Aging: genes/diseases/hallmarks
As a follow-up to the Cell article "From geroscience to precision geromedicine" (https://lnkd.in/gjth6AhB), there is a great 2022 article 💡 in Aging (Aging-US) by Alex Zhavoronkov and colleagues that neatly captures the genes/diseases/hallmarks relationships (https://lnkd.in/g6VVjKBX).
🧬 The study looks for genes that hit multiple hallmarks of aging, making it more likely that such targets would impact aging itself. In addition, it looks at the role of these genes in diseases, aging and non-aging-related. This triangulation enables the identification of diseases that can be addressed by targeting genes that also affect the hallmarks of aging. My understanding is that this approach powered the TNIK program at Insilico Medicine (which completed a successful Phase 2a for idiopathic pulmonary fibrosis).
Having said that, the role of the hallmarks still feels a little unclear as a framework for understanding/addressing aging. Some are akin to mechanisms of action (although even they need to be explained by more granular mechanisms, e.g., loss of proteostasis), some are umbrella terms (e.g., chronic inflammation), and others float in between, all at different levels of description, from telomere attrition to dysbiosis. The relationships between the hallmarks and age-related diseases are fuzzy. We need a clearer picture of their relationships. And connect the whole framework to metrics (e.g., frailty, intrinsic capacity, etc.).

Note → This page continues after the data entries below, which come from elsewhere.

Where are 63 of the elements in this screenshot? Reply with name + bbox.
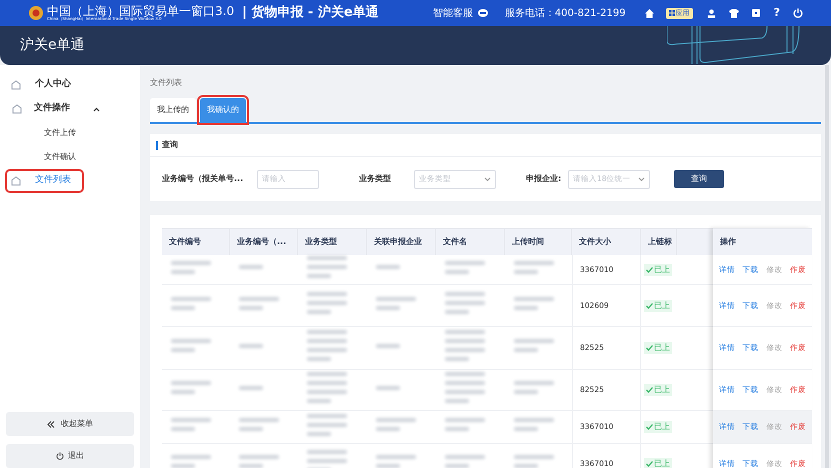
blurred-text — [445, 454, 485, 468]
house-icon — [12, 104, 22, 114]
shirt-icon[interactable] — [728, 8, 739, 18]
field-label: 业务编号（报关单号... — [162, 173, 244, 185]
user-icon[interactable] — [706, 8, 716, 18]
blurred-text — [376, 454, 416, 468]
tab[interactable]: 我上传的 — [150, 98, 196, 122]
home-icon[interactable] — [644, 8, 654, 18]
status-tag: 已上 — [644, 342, 672, 354]
chevron-down-icon — [484, 176, 491, 182]
service-link[interactable]: 智能客服 — [432, 6, 473, 20]
breadcrumb: 文件列表 — [150, 77, 183, 89]
sidebar-item[interactable]: 文件列表 — [7, 171, 82, 191]
search-button[interactable]: 查询 — [674, 170, 724, 188]
column-header: 文件大小 — [572, 229, 641, 255]
status-tag: 已上 — [644, 384, 672, 396]
status-tag: 已上 — [644, 421, 672, 433]
blurred-text — [171, 454, 211, 468]
logout-button[interactable]: 退出 — [6, 444, 134, 468]
app-title: | 货物申报 - 沪关e单通 — [242, 4, 379, 22]
grid-icon — [668, 10, 675, 16]
field-label: 申报企业: — [526, 173, 562, 185]
square-icon[interactable] — [752, 9, 760, 17]
column-header: 操作 — [720, 236, 736, 248]
double-chevron-left-icon — [47, 420, 55, 428]
sidebar-group[interactable]: 文件操作 — [10, 97, 130, 121]
column-header: 上链标 — [641, 229, 677, 255]
check-icon — [646, 424, 653, 430]
logo-title: 中国（上海）国际贸易单一窗口3.0 — [47, 5, 234, 17]
check-icon — [646, 387, 653, 393]
column-header: 文件编号 — [162, 229, 230, 255]
status-tag: 已上 — [644, 458, 672, 468]
check-icon — [646, 460, 653, 466]
check-icon — [646, 266, 653, 272]
header-title: 沪关e单通 — [20, 36, 85, 55]
power-icon — [56, 452, 64, 460]
tab[interactable]: 我确认的 — [200, 98, 246, 122]
field-label: 业务类型 — [359, 173, 392, 185]
blurred-text — [239, 454, 279, 468]
column-header: 关联申报企业 — [367, 229, 436, 255]
chevron-icon — [93, 106, 100, 112]
check-icon — [646, 302, 653, 308]
sidebar-subitem[interactable]: 文件上传 — [0, 121, 140, 145]
column-header: 业务编号（... — [230, 229, 298, 255]
section-title: 查询 — [162, 139, 178, 151]
headset-icon[interactable] — [476, 8, 489, 18]
house-icon — [11, 176, 21, 186]
help-button[interactable]: ? — [774, 4, 780, 22]
column-header: 文件名 — [436, 229, 505, 255]
column-header: 上传时间 — [505, 229, 572, 255]
status-tag: 已上 — [644, 300, 672, 312]
blurred-text — [514, 454, 554, 468]
sidebar-item[interactable]: 个人中心 — [7, 75, 82, 95]
house-icon — [11, 80, 21, 90]
power-icon[interactable] — [793, 8, 803, 18]
service-phone: 服务电话：400-821-2199 — [504, 6, 626, 20]
column-header: 业务类型 — [298, 229, 367, 255]
status-tag: 已上 — [644, 264, 672, 276]
chevron-down-icon — [638, 176, 645, 182]
sidebar-subitem[interactable]: 文件确认 — [0, 145, 140, 169]
emblem-icon — [28, 5, 44, 21]
check-icon — [646, 345, 653, 351]
collapse-menu-button[interactable]: 收起菜单 — [6, 412, 134, 436]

Figure: Ranking of the top-100 gene set for AADs under high confidence settings. The ranking of the targets in AADs and NAADs are colored in blue-white and red-white thermal scales respectively. High color intensity stands for high ranking. The lowest ranking was capped at 100. Targets associated with the hallmark(s) of aging are labeled in green. Abbreviation: COPD: Chronic obstructive pulmonary disease.